Summary: No. By complying with the GDPR, UK organizations will be in compliance before and after Brexit.
- Brexit Day is on March 29, 2019
- Brexit will not effect UK organizations as there is a UK-specific version of the GDPR, DPA 2018
- The UK still needs to negotiate terms on transferring of EU personal data
Article excerpts from a forthcoming book – 99 Articles on the GDPR
It may have been heartbreaking to hear the news of the United Kingdom’s decision to leave the European Union. By now it comes as no surprise that the citizens voted to leave the EU by Friday, March 29, 2019. As part of the separation, both parties will need to address issues of the past and how future relations will be handled. However, some areas of focus such as data privacy and protection are still to be determined. Although, it is clear that Theresa May was in support of the exit when she stated: “Brexit is Brexit.”

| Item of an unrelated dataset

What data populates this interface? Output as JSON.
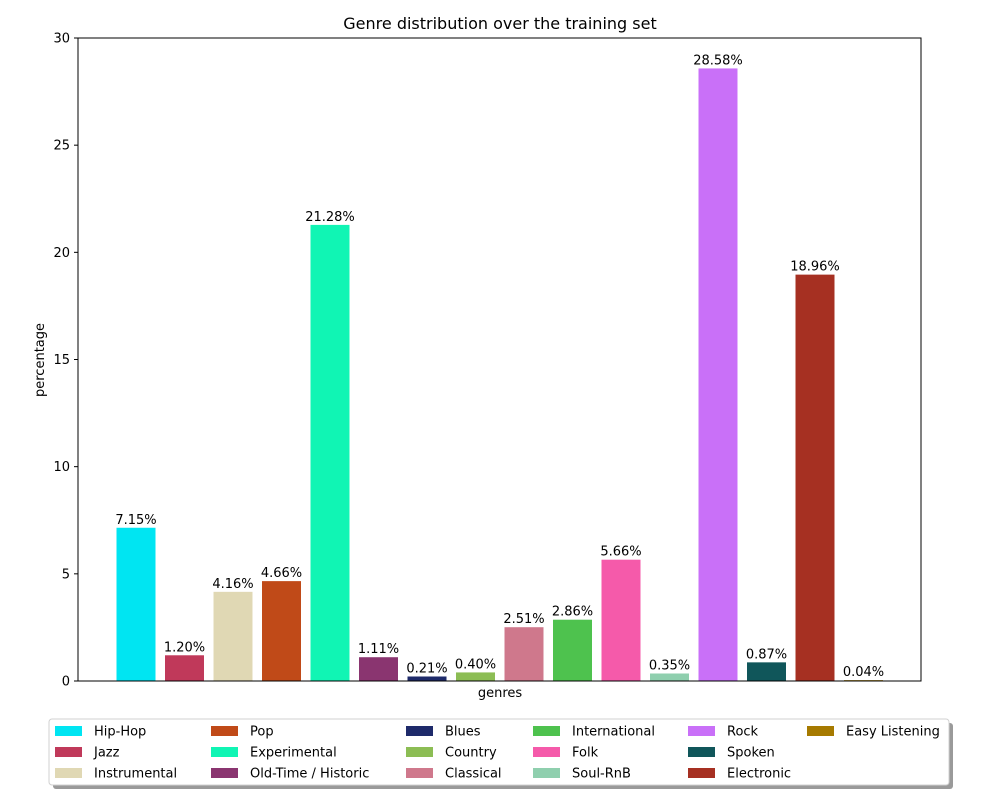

The process of a member state quitting the EU is laid out in Article 50 of the Lisbon Treaty. It’s pretty short – just five paragraphs. The article says that the UK has to negotiate with the EU over a span of 2 years (unless both sides agree to extend it) and that the UK cannot be part of EU internal discussions. If these formal proceedings are adhered to, then it will end the primacy of EU law in the UK on Brexit Day.
As it pertains to privacy, the question remains – how will data confidentiality and protection be when the UK is affected by Brexit. Negotiations between the UK and EU will be based on 43 treaties and agreements between the 2 entities but, for the moment, it seems as though Parliament will turn EU law into UK legislation through the European Union (Withdrawal) Bill. This bill will allow the UK to change law at a future date yet have a legislative basis when Brexit does occur.
The good news for UK organizations is that they are currently subject to the GDPR but do not have to spend further resources, time or effort in contemplation of Brexit Day as the UK passed a near identical UK-specific version of the GDPR, the Data Protection Act 2018 (DPA 2018). Like the GDPR, it has an extra-territorial effect so that it applies to non-UK businesses who offer goods or services to UK residents or who monitor UK residents. However, the UK still will need to negotiate transferring personal data outside the EU when Brexit happens through language pertaining to “adequacy” in Article 45. Yet despite the murkiness of Brexit, UK organizations should focus on complying with the GDPR since any separation that may happen in the future will have little effect on current or future compliance.